Последующие дни проходили в подготовке и украшении елки. На второй день праздника мать пригласила на елку всех деревенских ребятишек. Они явились толпой, внеся с собой в зал морозную свежесть зимнего вечера. Сперва робели, конфузились, с немым удивлением взирали на разукрашенное дерево, но когда мать стала оделять их гостинцами и подарками, их застенчивость стала проходить. Посыпались вопросы, появилось желание поближе познакомиться со всем тем, что висело на елке, конечно, потрогать руками. А когда стали играть в горелки и в прочие игры, уже все окончательно осмелели и почувствовали себя свободно. Пробыв у нас часа четыре, они веселой гурьбой отправились по домам.
К Новому году морозы стали крепчать. В новогоднюю ночь, после встречи, мы взглянули на наружный градусник — он показывал 32 градуса ниже нуля по Реомюру, то есть почти 40 градусов по теперешнему исчислению. Мы, молодежь, а тогда ее собралось достаточно у нас, решили, конечно, идти гулять, чтобы испытать «полярный холод». Надо признаться, что мы оказались разочарованными — то ли от необыкновенной неподвижности воздуха, то ли оттого, что мы вышли из жарко натопленного дома, да еще выпив вина, но особого холода не ощущалось, было только трудно дышать да особенно ярко горели звезды и необычно звонко скрипел снег под ногами. Но красиво было сказочно. Наш парк принял какие-то фантастические очертания. Здесь-то и родилась у нас мысль о новой забаве, которую мы осуществили на другой день.

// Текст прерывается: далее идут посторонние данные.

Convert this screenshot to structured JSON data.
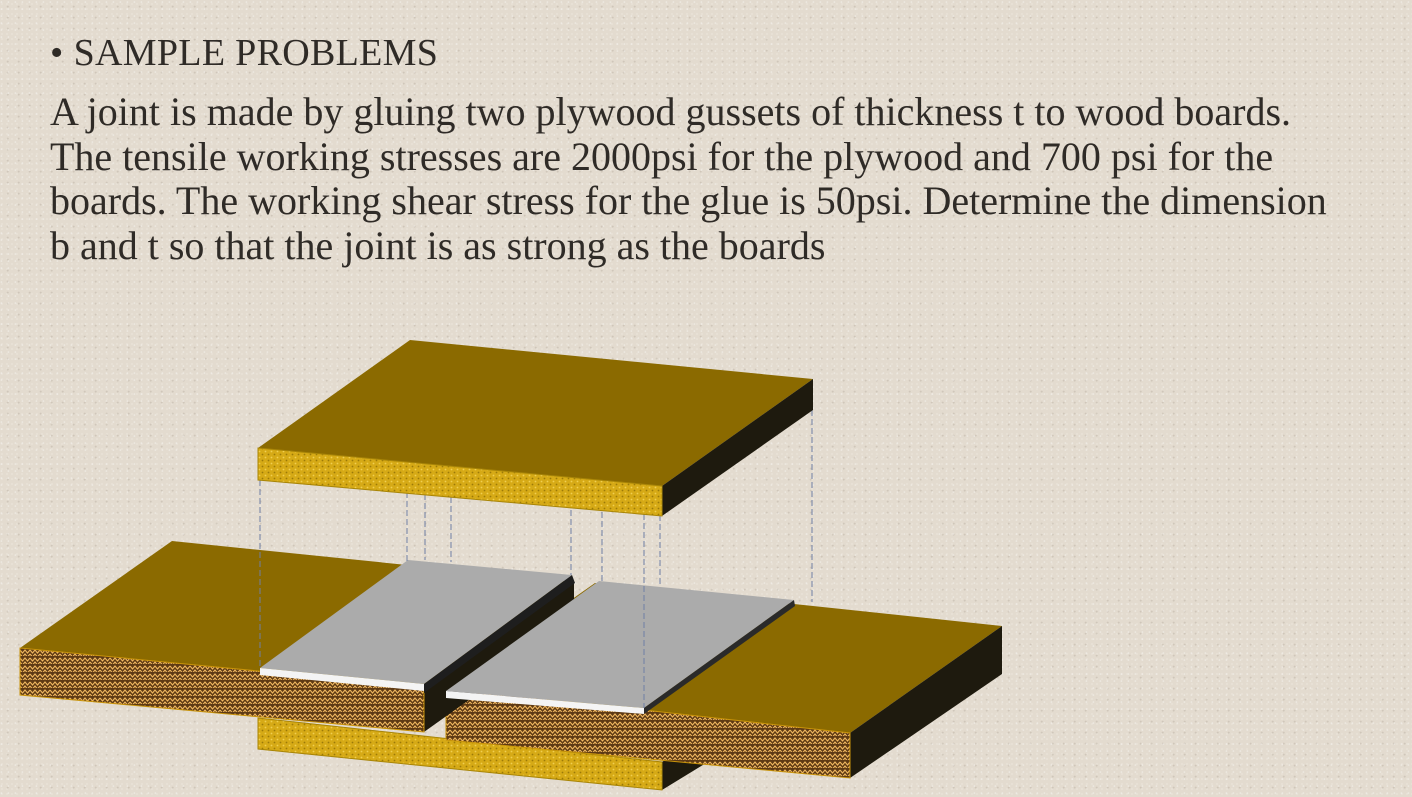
{
  "slide": {
    "heading": {
      "bullet": "•",
      "text": "SAMPLE PROBLEMS"
    },
    "problem_text": "A joint is made by gluing two plywood gussets of thickness t to wood boards. The tensile working stresses are 2000psi for the plywood and 700 psi for the boards. The working shear stress for the glue is 50psi. Determine the dimension b and t so that the joint is as strong as the boards"
  },
  "colors": {
    "board_top": "#8b6a00",
    "board_side": "#1e1a0e",
    "gusset_front": "#d4a814",
    "glue_top": "#ababab",
    "glue_edge": "#f4f4f4",
    "guide_line": "#6f7fa4"
  }
}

Выбрав в парке небольшую и хорошо запорошенную снегом елочку, с тем расчетом, чтобы ее хорошо было видно из дома, мы днем осторожно прикрепили к ее ветвям свечи, которые и зажгли, когда наступила ночь. Картина получилась волшебная, никакие елочные украшения не смогли конкурировать с тем богатством, которым разукрасила природа не только нашу елку, но и ее ближайших соседок. Все кругом искрилось и сияло, переливаясь разноцветными отблесками. Эти «елки для зайцев» мы впоследствии повторяли неоднократно.

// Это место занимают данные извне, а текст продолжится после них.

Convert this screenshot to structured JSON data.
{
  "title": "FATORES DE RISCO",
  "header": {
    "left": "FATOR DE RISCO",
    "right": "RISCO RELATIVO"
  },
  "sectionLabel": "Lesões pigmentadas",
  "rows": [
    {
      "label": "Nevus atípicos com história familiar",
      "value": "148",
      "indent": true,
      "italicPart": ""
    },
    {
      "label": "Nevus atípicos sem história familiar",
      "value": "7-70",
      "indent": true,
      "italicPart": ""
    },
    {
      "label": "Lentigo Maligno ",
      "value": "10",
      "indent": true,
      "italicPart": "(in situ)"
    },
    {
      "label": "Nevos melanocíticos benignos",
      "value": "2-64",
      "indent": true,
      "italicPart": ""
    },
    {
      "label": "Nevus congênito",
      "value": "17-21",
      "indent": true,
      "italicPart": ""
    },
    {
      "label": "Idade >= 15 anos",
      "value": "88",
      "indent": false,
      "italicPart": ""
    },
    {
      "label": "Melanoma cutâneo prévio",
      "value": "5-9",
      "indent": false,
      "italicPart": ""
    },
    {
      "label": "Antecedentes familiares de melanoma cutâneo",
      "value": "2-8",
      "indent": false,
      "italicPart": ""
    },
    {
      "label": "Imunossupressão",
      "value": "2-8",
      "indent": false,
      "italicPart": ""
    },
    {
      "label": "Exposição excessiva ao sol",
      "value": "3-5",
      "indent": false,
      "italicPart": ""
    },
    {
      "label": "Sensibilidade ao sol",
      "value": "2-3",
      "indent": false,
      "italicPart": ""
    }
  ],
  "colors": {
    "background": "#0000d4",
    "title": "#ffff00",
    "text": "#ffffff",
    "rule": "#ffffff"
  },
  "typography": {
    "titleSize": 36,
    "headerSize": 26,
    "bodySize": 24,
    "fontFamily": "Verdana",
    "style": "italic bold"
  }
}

Остался в памяти и еще один вечер. Посторонних никого не было. На дворе было морозно. В комнате горели камины, до которых отец был большой охотник. Сам он занимался у себя в кабинете. Поздно вечером он вышел размяться в другие комнаты и забрел в гостиную. Здесь задорно трещал камин и сидели все мы, каждый углубленный в свои дела. Отец долго молча смотрел на огонь, а потом подошел к пианино. Он взял переплетенные тома старых нот, доставшихся нам с прочим имуществом имения от прежних владельцев, и стал их просматривать. Там все были романсы времен его юности. Затем он открыл крышку и стал играть. Игра отца была чисто дилетантской — он учился мало и руководствовался больше слухом, — но отличалась редкой выразительностью и исключительной мягкостью туше. Затем он стал напевать вполголоса, а потом запел и в полный голос. Мы все застыли, так как отец никогда не пел, — я лично слушал его в первый раз. Он пел один романс за другим, вспоминал арии, которые он исполнял, его мягкий бархатный баритон звучал все свободнее и свободнее. Наконец он закрыл крышку инструмента, встал, оживленный и веселый, потянулся и заявил:
— Хорошенького понемножку. Пора чай пить да спать!
Это был единственный раз, когда я слышал пение отца. Праздники промелькнули быстро, и мы снова очутились в Москве. Вся первая половина этого года прошла у меня под знаком подготовки к выпускным экзаменам. Помимо усиленных занятий, были и тревожные думы о будущем. Надо было остановиться на каком-либо высшем учебном заведении, в котором я мог бы продолжать образование. Сердце лежало у меня только к историко-филологическому факультету Московского университета, но путь в него был закрыт ввиду того, что в реальном училище, которое я оканчивал, латынь не преподавалась, а без этого языка в университет не принимали. Решено было, что я подготовлюсь по-латыни дома и сдам экзамен экстерном, но это оказалось невыполнимым, так как занятий без латыни хватало. Идти в техническое я никак не хотел. Оставались Сельскохозяйственная академия, Коммерческий и Лазаревский институт. После долгих раздумий я все больше и больше склонялся к Лазаревскому институту, благо языки мне давались легко. Но в этом отношении дело еще терпело, а сейчас все внимание приходилось обращать на предстоящие экзамены. Когда наши в марте месяце перебрались в имение, я, как всегда, переселился к деду Носову, где жил и мой двоюродный брат Кирилл Енгалычев, находившийся в таком же положении, как и я. Весной, когда наступила экзаменационная пора, подготовка вдвоем пошла успешнее. О деревне пришлось забыть. Даже иное воскресенье приходилось сидеть в Москве за учебниками.